Director Joel Schumacher often blamed for the demise of the Tim Burton started Batman franchise died of cancer yesterday.

The lanky, friendly filmmaker was always smiling and an excellent interview, willing to field the tough questions.

I first interviewed Schumacher for his brilliant independent film Tigerland (2000) which introduced Colin Farrell to the world. A tight, stunning film about training for Vietnam, the film remains one of his finest.

A few years later I interviewed him again for his big screen adaptation of The Phantom of the Opera (2004) a lush, handsome film that suffered from the miscasting of the Phantom. I had always hoped John Travolta might get a shot at the role, but Gerard Butler got the part. Emmy Rossum was a perfect Christine, but Butler just did not have it. Critics were pretty rough on the film, but I confess to having a soft spot for it.

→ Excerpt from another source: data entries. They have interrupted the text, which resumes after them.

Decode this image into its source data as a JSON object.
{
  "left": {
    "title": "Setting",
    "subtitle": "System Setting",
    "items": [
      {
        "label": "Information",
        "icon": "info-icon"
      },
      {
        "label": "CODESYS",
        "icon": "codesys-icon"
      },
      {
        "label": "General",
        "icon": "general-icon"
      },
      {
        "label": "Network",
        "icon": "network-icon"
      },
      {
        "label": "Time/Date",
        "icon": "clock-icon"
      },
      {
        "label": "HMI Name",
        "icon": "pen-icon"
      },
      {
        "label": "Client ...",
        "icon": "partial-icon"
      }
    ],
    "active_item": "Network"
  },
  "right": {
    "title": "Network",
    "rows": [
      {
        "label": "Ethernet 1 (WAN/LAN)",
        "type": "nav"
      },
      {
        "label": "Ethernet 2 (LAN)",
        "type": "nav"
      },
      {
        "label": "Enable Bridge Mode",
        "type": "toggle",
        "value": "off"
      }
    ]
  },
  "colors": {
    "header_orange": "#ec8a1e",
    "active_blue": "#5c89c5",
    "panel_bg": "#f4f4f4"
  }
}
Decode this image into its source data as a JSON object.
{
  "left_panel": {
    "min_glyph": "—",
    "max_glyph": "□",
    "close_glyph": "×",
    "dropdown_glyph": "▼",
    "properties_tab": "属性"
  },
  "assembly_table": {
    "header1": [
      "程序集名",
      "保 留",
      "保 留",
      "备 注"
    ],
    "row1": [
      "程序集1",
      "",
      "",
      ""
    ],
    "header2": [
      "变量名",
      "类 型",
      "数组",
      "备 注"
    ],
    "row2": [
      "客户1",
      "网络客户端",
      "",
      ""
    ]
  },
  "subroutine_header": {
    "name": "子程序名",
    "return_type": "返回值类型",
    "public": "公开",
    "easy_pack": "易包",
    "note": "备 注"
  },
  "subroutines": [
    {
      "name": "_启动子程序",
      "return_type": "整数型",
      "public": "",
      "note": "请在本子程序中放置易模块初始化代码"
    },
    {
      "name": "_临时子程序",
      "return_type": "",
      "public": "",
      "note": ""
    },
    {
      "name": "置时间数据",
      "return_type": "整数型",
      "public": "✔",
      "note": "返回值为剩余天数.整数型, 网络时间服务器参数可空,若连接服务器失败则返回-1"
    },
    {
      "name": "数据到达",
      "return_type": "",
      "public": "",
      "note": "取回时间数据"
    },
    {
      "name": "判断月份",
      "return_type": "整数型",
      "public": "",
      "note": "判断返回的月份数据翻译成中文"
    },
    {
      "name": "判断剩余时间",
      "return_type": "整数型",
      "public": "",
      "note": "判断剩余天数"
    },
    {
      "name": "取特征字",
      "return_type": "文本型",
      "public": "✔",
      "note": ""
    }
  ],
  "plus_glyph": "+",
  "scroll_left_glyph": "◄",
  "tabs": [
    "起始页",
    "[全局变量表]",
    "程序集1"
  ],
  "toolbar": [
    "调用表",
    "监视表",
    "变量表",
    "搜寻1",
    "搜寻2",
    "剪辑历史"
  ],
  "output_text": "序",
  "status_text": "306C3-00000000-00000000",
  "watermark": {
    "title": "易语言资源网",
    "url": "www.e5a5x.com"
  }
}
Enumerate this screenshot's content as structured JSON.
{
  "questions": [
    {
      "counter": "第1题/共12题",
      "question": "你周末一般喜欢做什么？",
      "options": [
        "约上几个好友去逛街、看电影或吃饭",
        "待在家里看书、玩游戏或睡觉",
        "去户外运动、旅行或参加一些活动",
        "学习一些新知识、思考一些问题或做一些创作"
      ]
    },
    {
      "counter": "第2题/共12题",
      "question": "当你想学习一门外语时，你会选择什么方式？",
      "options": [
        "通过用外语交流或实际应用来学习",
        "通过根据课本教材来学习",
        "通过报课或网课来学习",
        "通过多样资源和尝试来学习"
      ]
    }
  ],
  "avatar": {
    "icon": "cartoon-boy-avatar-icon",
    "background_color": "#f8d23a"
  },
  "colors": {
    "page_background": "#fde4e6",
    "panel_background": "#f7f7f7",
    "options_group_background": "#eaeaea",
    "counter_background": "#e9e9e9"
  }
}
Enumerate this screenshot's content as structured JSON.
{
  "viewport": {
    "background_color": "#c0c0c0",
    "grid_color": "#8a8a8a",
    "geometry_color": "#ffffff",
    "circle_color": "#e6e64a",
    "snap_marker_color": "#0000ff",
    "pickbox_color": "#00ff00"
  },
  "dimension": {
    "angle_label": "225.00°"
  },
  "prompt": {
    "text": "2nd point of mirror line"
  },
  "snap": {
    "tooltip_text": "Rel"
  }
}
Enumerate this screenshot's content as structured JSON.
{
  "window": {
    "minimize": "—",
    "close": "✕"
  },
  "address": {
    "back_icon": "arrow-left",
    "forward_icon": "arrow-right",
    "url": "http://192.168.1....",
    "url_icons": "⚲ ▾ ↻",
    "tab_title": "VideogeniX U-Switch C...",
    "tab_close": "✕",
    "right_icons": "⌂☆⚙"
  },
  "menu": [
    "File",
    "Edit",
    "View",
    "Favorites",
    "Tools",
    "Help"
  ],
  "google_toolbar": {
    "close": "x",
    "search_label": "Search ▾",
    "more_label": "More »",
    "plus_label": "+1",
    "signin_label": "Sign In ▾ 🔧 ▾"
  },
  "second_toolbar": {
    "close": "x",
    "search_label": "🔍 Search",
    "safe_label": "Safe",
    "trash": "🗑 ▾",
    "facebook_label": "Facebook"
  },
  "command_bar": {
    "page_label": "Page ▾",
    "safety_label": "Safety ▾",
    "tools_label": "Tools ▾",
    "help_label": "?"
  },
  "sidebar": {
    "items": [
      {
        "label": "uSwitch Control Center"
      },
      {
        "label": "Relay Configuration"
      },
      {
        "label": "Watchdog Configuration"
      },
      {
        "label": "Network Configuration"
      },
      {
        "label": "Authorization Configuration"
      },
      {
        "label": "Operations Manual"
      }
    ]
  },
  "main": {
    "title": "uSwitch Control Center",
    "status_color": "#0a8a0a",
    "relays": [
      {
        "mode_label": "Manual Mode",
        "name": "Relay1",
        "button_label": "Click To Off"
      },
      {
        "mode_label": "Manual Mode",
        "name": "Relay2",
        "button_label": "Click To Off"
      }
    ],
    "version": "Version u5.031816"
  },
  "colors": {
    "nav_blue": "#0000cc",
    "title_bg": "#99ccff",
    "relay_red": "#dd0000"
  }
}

His two Batman films were Batman Forever (1995) with Val Kilmer in the bat suit and the second, and franchise ending saw George Clooney in the nippled bat suit in Batman and Robin (1997). Batman Forever had much to admire, best of all Jim Carey’s Riddler – dangerous and hysterically funny. Kilmer was a solid choice as Batman/ Bruce Wayne, but the great Tommy Lee Jones was just dreadful as Two Face. The second film had nothing going for it, a mess, a horror show.

Schumacher’s greatest work remained Falling Down (1993) with Michael Douglas as an ordinary guy who cracks under the everyday pressures of his life, arms himself and goes on something of a rampage. Funny but with a powerful message and brilliant Douglas performance, it remains a cautionary tale for the time.

I liked Joel Schumacher, very much, I will miss him.